- #1
andre220
- 75
- 1
Homework Statement
Prove the relationship
$$\left(\frac{\partial H}{\partial\lambda}\right)_{nn} = \frac{\partial E_{nn}}{\partial\lambda},$$
where ##\lambda## is a parameter in the Hamiltonian. Using this relationship, show that the average force exerted by a particle in an infinitely deep potential well ##(0\le x\le a)##, on the right "wall" can be written as $$\langle F_\textrm{right}\rangle_n = \frac{\partial E_n}{\partial a},$$ where ##n## is the energy level.
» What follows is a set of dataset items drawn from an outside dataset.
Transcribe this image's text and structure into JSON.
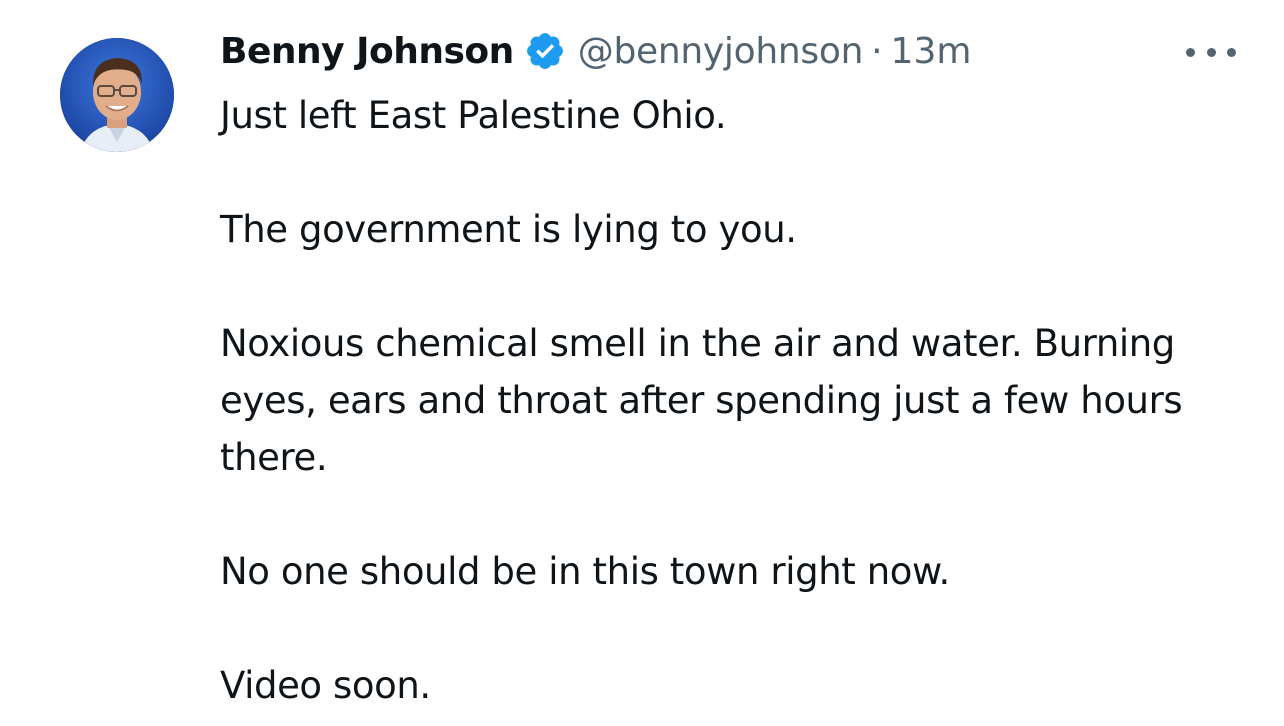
{
  "author": {
    "display_name": "Benny Johnson",
    "handle": "@bennyjohnson",
    "separator": "·",
    "time_ago": "13m",
    "verified_color": "#1d9bf0"
  },
  "tweet": {
    "paragraphs": [
      "Just left East Palestine Ohio.",
      "The government is lying to you.",
      "Noxious chemical smell in the air and water. Burning eyes, ears and throat after spending just a few hours there.",
      "No one should be in this town right now.",
      "Video soon."
    ]
  },
  "icons": {
    "avatar": "avatar",
    "verified": "verified-badge-icon",
    "more": "more-options-icon"
  }
}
Calculate the force and compare it with the classical expression.
Homework Equations
For the first part: ##\hat{H}_\lambda|\psi_\lambda\rangle = E_\lambda|\psi_\lambda\rangle##
##\langle \psi_\lambda|\psi_\lambda\rangle = 1##
##\frac{d}{d\lambda}\langle \psi_\lambda|\psi_\lambda\rangle = 0##
For the well: ##E_n = \frac{n^2\pi^2\hbar^2}{2ma^2}##
The Attempt at a Solution
Okay so here is what I am thinking for the first part:
$$\begin{eqnarray}
\frac{d E_\lambda}{d\lambda} & = & \frac{d}{d\lambda}\langle\psi_\lambda|\hat{H}_\lambda|\psi_\lambda\rangle \\
& = & \langle \frac{d\psi_\lambda}{d\lambda}|\hat{H}_\lambda|\psi_\lambda\rangle + \langle\psi_\lambda |\hat{H}_\lambda|\frac{d\psi_\lambda}{d\lambda}\rangle + \langle\psi_\lambda|\frac{d\hat{H}_\lambda}{d\lambda}|\psi_\lambda\rangle \\
& = & E_\lambda \langle\frac{d\psi_\lambda}{d\lambda}|\psi_\lambda\rangle + E_\lambda\langle\psi_\lambda|\frac{d\psi_\lambda}{d\lambda}\rangle + \langle\psi_\lambda|\frac{d\hat{H}_\lambda}{d\lambda}|\psi_\lambda\rangle\\
& = & \langle \psi_\lambda |\frac{d\hat{H}_\lambda}{d\lambda}|\psi_\lambda\rangle
\end{eqnarray}$$
I am not sure if this is the correct direction to go but I figured it was worth a try. Any help or comments are appreciated.